Researchers reported a benign call rate (BCR) of 67%, which also surpassed the validation study (54% BCR), and is consistent with the 66% BCR reported by Hu, et al. in an analysis of 50,000 consecutive Afirma tests. Finally, the authors noted that only 6% of patients in the meta-analysis with GSC-B results had surgery, suggesting that most clinicians are comfortable monitoring these patients rather than conducting potentially unnecessary surgery.

"The findings from this important post-validation analysis suggest that the Afirma GSC maintains its strong performance in real-world clinical practice, and that the results the test provides have a beneficial impact for patients – either by helping them avoid unnecessary surgeries or increasing the potential that those with suspicious nodules receive appropriate treatment in a timely manner," said Joshua Klopper, M.D., Veracyte’s medical director for endocrinology.
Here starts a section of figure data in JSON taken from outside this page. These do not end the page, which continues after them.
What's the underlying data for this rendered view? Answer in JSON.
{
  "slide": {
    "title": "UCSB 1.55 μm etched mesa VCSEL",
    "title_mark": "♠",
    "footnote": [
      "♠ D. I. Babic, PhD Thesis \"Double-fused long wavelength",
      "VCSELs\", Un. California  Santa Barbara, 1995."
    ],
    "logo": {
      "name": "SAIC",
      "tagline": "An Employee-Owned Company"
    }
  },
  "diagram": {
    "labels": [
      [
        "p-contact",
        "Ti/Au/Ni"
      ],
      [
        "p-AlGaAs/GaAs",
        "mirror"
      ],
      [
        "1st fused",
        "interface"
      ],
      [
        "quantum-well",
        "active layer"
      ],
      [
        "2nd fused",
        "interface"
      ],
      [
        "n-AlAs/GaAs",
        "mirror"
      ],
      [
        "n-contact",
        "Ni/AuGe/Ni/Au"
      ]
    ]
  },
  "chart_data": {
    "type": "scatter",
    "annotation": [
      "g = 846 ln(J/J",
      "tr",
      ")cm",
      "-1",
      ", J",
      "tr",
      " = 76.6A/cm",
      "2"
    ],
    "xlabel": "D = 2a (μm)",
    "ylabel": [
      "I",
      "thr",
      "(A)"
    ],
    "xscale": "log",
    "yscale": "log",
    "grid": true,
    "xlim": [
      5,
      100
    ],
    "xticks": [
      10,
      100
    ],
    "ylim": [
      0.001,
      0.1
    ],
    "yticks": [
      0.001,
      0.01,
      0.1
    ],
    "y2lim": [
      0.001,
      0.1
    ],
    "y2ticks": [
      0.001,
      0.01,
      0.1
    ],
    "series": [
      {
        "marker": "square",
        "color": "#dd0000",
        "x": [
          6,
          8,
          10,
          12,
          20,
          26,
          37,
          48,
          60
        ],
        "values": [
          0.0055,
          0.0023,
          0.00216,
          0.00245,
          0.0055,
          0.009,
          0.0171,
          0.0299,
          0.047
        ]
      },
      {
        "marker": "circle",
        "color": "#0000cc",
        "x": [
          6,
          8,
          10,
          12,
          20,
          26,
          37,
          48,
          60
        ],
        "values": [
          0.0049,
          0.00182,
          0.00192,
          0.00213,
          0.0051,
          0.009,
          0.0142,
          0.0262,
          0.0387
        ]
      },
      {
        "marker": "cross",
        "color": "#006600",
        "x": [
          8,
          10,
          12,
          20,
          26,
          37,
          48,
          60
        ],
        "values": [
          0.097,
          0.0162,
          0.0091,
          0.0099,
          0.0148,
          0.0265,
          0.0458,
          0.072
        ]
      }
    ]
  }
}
Veracyte estimates that each year approximately 565,000 people undergo fine-needle aspiration (FNA) biopsy evaluation for potentially cancerous thyroid nodules and that more than 110,000 of these patients receive indeterminate results – meaning their nodules are not clearly benign or malignant based on traditional cytopathology evaluation. Historically, most of these patients were directed to diagnostic surgery, even though 70 percent to 80 percent of the time, the nodules proved to be benign. Current American Thyroid Association guidelines include molecular testing as a recommended option to achieve definitive diagnoses for nodules classified as indeterminate following FNA biopsy.

About the Afirma GSC

The Afirma Genomic Sequencing Classifier helps physicians identify patients with benign thyroid nodules among those with indeterminate FNA results, so that they may avoid unnecessary thyroid surgery. Veracyte developed the genomic test using RNA whole-transcriptome sequencing and machine learning technology to provide physicians with clinically actionable results from the same FNA biopsy used for initial cytopathology. As part of the Afirma offering, the Xpression Atlas provides genomic alteration content from the same FNA samples used in Afirma GSC testing to help physicians decide, with greater confidence, on the surgical or therapeutic approach for their patients.